Le nombre de souches de bactéries insensibles aux antibiotiques augmente. Quelles en sont les causes et quelles stratégies adopter pour en limiter les conséquences?
Grosse frayeur cet été: le monde médical apprenait, non sans frémir, qu'au Japon puis aux Etats-Unis, deux patients infectés par le staphylocoque doré (microbe impliqué dans les abcès, furoncles, etc.) ne répondaient pas à la vancomycine.
«On le craignait depuis longtemps, car c'était le seul antibiotique encore efficace contre ce germe lorsqu'il devient multirésistant», confie le Dr Didier Pittet, responsable de l'Unité de prévention et de contrôle de l'infection aux Hôpitaux universitaires de Genève. Il faut une dizaine d'années pour mettre au point une nouvelle arme antibactérienne...
Tout se passe comme s'il existait une formidable course-poursuite entre la découverte et l'usage
de médicaments actifs et la capacité des germes à trouver les moyens d'échapper à l'ingéniosité humaine.
Cette adaptation des bactéries aux pièges que nous leur tendons rend la situation particulièrement épineuse dans les hôpitaux: c'est là, en effet, que sont soignés les patients les plus mal en point et où ont lieu des interventions comportant un risque de complications sévères (infections post-opératoires, du sang).
Reste que la communauté n'est pas épargnée par le problème: il n'est pas rare d'observer chez le médecin de ville des cas de pneumonie ou de bronchite réfractaire aux traitements classiques.

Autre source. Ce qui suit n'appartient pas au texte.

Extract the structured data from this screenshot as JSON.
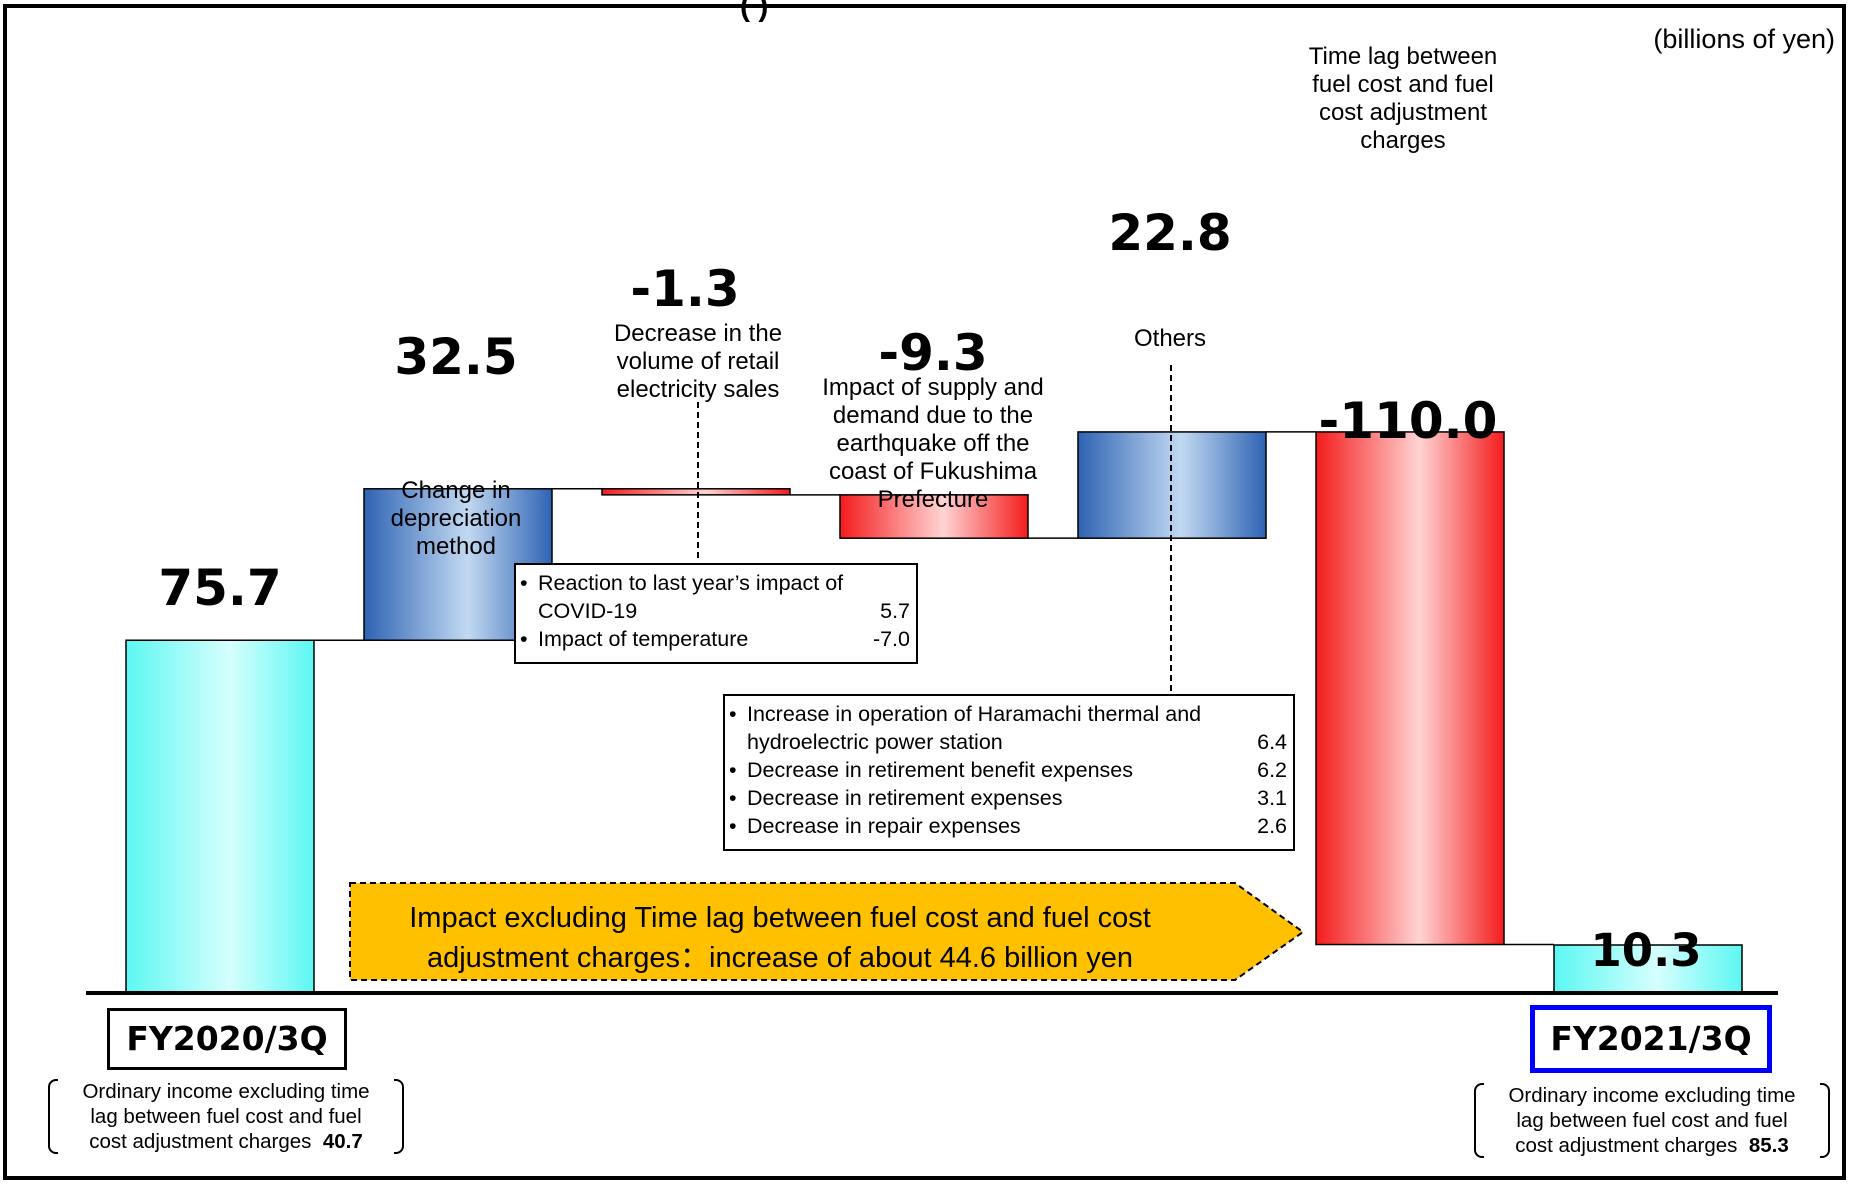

Mais pourquoi certains germes sont-ils devenus résistants? «Les bactéries existent depuis très longtemps et possèdent des propriétés leur permettant de survivre dans un milieu hostile, explique Didier Pittet. Elles ont appris à se défendre dès l'arrivée des premiers antibiotiques.»
L'homme a aussi sa part de responsabilité: une consommation abusive d'antibiotiques à large spectre a certainement contribué au développement de multirésistances. S'attaquer sans discernement à toutes les bactéries à la fois incite ces dernières à se protéger. Une attitude défensive qui peut mener tout droit à l'échec thérapeutique.
Ajouter à cela la mauvaise observance notoire d'un grand nombre de patients. Lesquels interrompent leur traitement dès les premiers signes d'amélioration ou encore ne prennent qu'un comprimé sur deux... Résultat, les germes ne sont pas tous tués, ce qui augmente le risque de récidive et de surinfection avec des germes résistants (comme dans le cas de la tuberculose).
Afin d'éviter l'avènement d'une ère postantibiotique des plus hasardeuses, une politique de lutte vigoureuse doit être mise en place.
A l'hôpital, des mesures strictes d'hygiène, tant au niveau du personnel que dans les services techniques, sont la condition sine qua non pour limiter la transmission de germes pendant les soins et entre les patients.
En outre, il s'agit de rationaliser l'utilisation des antibiotiques en choisissant le spectre le plus étroit possible. D'où la nécessité d'analyser au plus vite la nature des germes pour choisir les bons médicaments.
Autre stratégie payante, mise en Ïuvre à Genève: la mise sur pied d'un réseau de surveillance composé d'infirmières spécialisées ainsi qu'un système d'alerte informatique. Relié au laboratoire de bactériologie et au fichier central, il permet de signaler tout début d'épidémie de germes résistants et d'aider à la prise en charge des patients.